Texas House Bill 629, also known as Monica’s Law goes into effect September 1, 2019. The bill requires court administrators to place the names of people who have protective orders issued against them into a public, statewide database. Proponents of the bill believe this database will help prevent future instances of domestic violence. The hope is that individuals in new relationships will be able to quickly search and know whether their new partner has had a prior protective order issued against them. However, what ramifications could this law have on the rights of those people who have protective orders issued against them?
Protective orders in Texas are filed in civil courts. An individual does not have a constitutional right to a court appointed attorney unless they are facing criminal charges. Yet any testimony given by a person in a civil court may be used against them in a criminal proceeding. Many times, people who have a protective order filed against them have not been charged with, much less convicted, of a crime. Because the testimony in a protective order hearing could be used against the accused person in a future criminal proceeding, it is paramount that one weigh the pros and cons of testifying.
It is also important to understand that civil cases and criminal cases carry different burdens of proof. In a criminal case the state must prove its case beyond a reasonable doubt. In a civil case the petitioner must meet the burden of proof by a preponderance of the evidence. The civil burden of proof is significantly lower. This means that the individual fighting the protective order is going to need to put on a strong case in order to overcome this lowered burden of proof. This can be a daunting task without the assistance of an attorney.

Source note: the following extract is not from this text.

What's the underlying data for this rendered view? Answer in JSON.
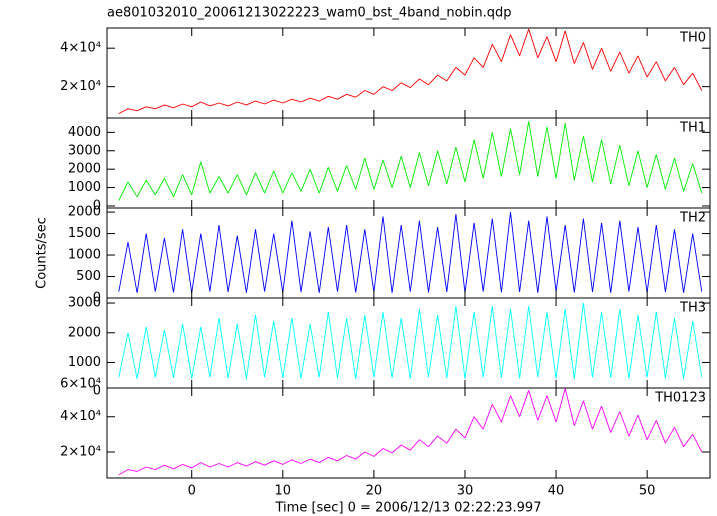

The best way for a person fighting an application for a protective order to protect their rights is to have an attorney representing them. Unfortunately, not everyone can afford an attorney. As mentioned above, in civil proceedings a person does not have a constitutional right to a court appointed attorney. In contrast, a person applying for a protective order often can obtain free legal representation. How does someone who can’t afford an attorney simultaneously fight an application for a protective order and protect themselves from self-incrimination? Do they testify and risk self-incrimination in an attempt to defeat the application for a protective order? Do they not testify and risk having a protective order filed against them and ending up in the new public database? These are not easy questions to answer.
Ultimately a person fighting an application for a protective order is forced to choose between fighting the protective order, knowing if the protective order is issued they face public ostracization in the new database, or providing possibly incriminating testimony that can be used against them in current or future criminal charges. Ultimately, this law forces us to ask, to what extent does this law erode our 5th Amendment constitutional rights?